Menurut catatan Pandit Madan Mohan Malaviya, Gandhi diminta menangguhkan kampanye sampai anggota Kongres lainnya ikut duduk dan membahasnya. Namun Gandhi menolaknya.
“Non-kerja sama telah menjadi kewajiban agama dan tidak bisa menunggu keputusan Kongres. Dalam masalah hati nurani, hukum mayoritas tidak memiliki tempat,” kata Gandhi.
Sejarawan percaya bahwa gerakan membantu Turki ini memberi pengaruh yang tidak bisa dihapuskan dalam politik India.
Itu adalah satu-satunya gerakan pan-Asia Selatan yang direspons oleh orang-orang yang melintasi batas afiliasi agama dan melibatkan Punjab, Sind, Perbatasan, Bombay, Bengal, dan Uttar Pradesh.
Pada pertemuan yang diadakan di Masjid Sonapur di Mumbai pada tahun 1919, Gandhi mengusulkan persatuan Hindu-Muslim untuk memperjuangkan Turki sebagai negara yang berdaulat.
Dia juga meminta umat Islam untuk mengangkat kasus mereka di hadapan dunia dengan tegas, tanpa gentar, namun tetap damai.
Pada 24 Juli 1923, Perjanjian Lausanne ditandatangani untuk kepentingan rakyat Turki.
“Perjanjian ini adalah dokumen yang mengungkapkan kegagalan terakhir dari plot melawan Turki, plot yang dibuat seabad yang lalu, plot yang akan berhasil dengan Perjanjian Sevres. Ini adalah kemenangan diplomatik yang tidak tercatat dalam sejarah Ottoman,” kata Mustafa Kemal Ataturk, bapak pendiri Republik Turki.
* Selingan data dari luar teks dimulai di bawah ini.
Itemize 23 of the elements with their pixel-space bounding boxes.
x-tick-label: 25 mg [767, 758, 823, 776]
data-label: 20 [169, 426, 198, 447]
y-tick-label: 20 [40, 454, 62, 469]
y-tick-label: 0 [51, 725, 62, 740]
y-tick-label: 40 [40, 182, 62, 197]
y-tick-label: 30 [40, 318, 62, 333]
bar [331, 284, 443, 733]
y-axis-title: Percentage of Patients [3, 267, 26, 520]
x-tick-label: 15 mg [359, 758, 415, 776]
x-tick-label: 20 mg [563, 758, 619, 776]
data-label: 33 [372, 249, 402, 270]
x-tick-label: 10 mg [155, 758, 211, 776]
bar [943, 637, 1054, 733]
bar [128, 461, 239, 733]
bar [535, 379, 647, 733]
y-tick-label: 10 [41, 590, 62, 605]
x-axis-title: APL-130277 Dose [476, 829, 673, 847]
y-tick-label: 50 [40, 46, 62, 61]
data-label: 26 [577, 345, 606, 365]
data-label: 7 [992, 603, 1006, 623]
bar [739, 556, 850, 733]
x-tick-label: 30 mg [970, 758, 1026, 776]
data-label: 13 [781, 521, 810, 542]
Menurut Benazir Banu, seorang sarjana di Jamia Millia Islamia, sebuah universitas pusat yang berbasis di Delhi, Perjanjian Lausanne adalah hasil dari senjata Turki yang didorong oleh dukungan moral yang diberikan oleh Gandhi, yang pada saat itu berada di penjara Inggris.